Gerold W. Gruber: Intermedialität in der Musik Olga Neuwirths

Gerold W. Gruber, ao. Univ.-Prof. an der Universität für Musik und darstellende Kunst Wien, befasst sich in seinem Aufsatz Intermedialität in der Musik Olga Neuwirths, insbesondere der Jelinek Vertonungen, der 2007 in dem von Pia Janke herausgegebenen Band „Ich will kein Theater“. Mediale Überschreitungen erscheinen ist, mit Werken Olga Neuwirths, die auf der Grundlage von Texten von Elfriede Jelinek entstanden sind.
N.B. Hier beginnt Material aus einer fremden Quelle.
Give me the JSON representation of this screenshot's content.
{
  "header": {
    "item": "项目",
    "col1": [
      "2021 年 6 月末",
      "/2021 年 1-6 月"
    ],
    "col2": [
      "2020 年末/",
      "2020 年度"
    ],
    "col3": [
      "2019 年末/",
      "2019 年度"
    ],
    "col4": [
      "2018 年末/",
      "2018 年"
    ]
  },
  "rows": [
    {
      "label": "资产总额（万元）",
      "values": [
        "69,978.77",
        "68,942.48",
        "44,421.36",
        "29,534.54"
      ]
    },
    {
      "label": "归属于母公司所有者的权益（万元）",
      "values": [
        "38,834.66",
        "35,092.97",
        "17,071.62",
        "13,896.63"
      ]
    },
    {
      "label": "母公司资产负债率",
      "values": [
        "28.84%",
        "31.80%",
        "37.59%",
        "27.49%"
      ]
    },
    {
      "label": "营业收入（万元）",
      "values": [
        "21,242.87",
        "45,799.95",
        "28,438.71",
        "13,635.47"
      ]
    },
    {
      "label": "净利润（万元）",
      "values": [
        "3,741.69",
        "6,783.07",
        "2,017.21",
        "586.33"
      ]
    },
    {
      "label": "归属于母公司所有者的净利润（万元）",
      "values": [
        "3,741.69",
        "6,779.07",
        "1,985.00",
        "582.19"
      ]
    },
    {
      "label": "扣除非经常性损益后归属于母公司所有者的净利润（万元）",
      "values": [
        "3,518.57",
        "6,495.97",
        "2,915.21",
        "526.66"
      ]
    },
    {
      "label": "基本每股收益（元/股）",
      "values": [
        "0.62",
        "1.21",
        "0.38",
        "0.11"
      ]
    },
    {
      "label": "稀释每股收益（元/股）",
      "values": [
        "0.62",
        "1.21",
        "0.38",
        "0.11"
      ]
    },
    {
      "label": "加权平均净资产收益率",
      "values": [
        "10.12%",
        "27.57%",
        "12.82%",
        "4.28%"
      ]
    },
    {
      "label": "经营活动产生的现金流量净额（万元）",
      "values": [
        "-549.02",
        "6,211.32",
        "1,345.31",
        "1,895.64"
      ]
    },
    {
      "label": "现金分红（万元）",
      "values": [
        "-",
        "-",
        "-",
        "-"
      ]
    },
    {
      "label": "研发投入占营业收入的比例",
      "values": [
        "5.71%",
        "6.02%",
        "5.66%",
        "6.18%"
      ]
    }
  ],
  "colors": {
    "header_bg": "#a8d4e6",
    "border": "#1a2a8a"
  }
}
Im O-Ton der unbeugsamen Komponistin Olga Neuwirth aus einem Text über Elfi und Andi:
“Eigentlich interessiert mich im Umgang mit den Texten das Wissen, daß wir Komponisten, grob gesagt, Usurpatoren im Land der Literaten sind. Dennoch, so glaube ich, kann durch ein Text-Musikgewebe etwas Neues, Eigenes entstehen, auch wenn Sprache und ihre immanenten Strukturen nicht mehr wirklich zu verstehen sind. Wir können diesen Texten aber in einer virtuellen Neuschaffung und musikalischen Überhöhung – also einer neuen Aura, die Vielfalt, Musikalität, Komplexität und Schärfe des jeweiligen Dichters zurückgeben, oder?”1)
In dieser rhetorischen Frage „oder?“ baut Neuwirth gleichsam ihre Rechtfertigung auf: wenn die Strukturen der Sprache bloßgelegt werden, dann erhebt sich der Anspruch der Musik, diese (die Sprache) wieder neu zu errichten; wenn die Semantik durch Textunverständlichkeit unterlaufen wird, dann sollte zumindest die Musik um die auseinanderdriftende und in Auflösung befindliche Komplexität wieder einen neuen, jetzt aber mehrdimensionalen Korpus entstehen lassen, der dieses Fehlen an Semantik und das Zerbrechen der Syntax einigermaßen kompensieren kann. Am deutlichsten wird diese „usurpatorische“ Anstrengung in dem nur durch elektronische Verzerrung erreichbaren „voice-morphing“. Die menschliche Stimme wird im Frequenzspektrum moduliert, sodass ungewöhnliche scharfe oder weiche Klangnuancen hörbar werden. Nach der Komponistin Wunsch verwandelt sich die Singstimme in einen heulenden Wolf und überzeichnet den Ausdruck der menschlichen Singstimme als eine „zum Heulen“ geeignete. Überdies kann das „voice-morphing“ die menschliche Singstimme vollständig ihrer Menschlichkeit und Tierhaftigkeit entkleiden und zur Instrumentalstimme degradieren – ein Akt der Entleibung gewissermaßen. Als eine analoge Form des digitalen „morphing“ setzt Neuwirth die beinahe kastratenhaft wirkende Stimmlage eines Countertenors ein, dessen androgyne Anlage Neuwirth besonders interessiert (ihr Interesse an dem androgynen Popbarden Klaus Nomi hat sie ja auch bereits in einer Komposition bekundet). Kraft ihrer profunden und virtuosen Kenntnis der Kompositionstechniken vermag Olga Neuwirth dem Text-Musik-Konstrukt darüber hinaus noch skurrile, groteske und satirische Facetten abzugewinnen.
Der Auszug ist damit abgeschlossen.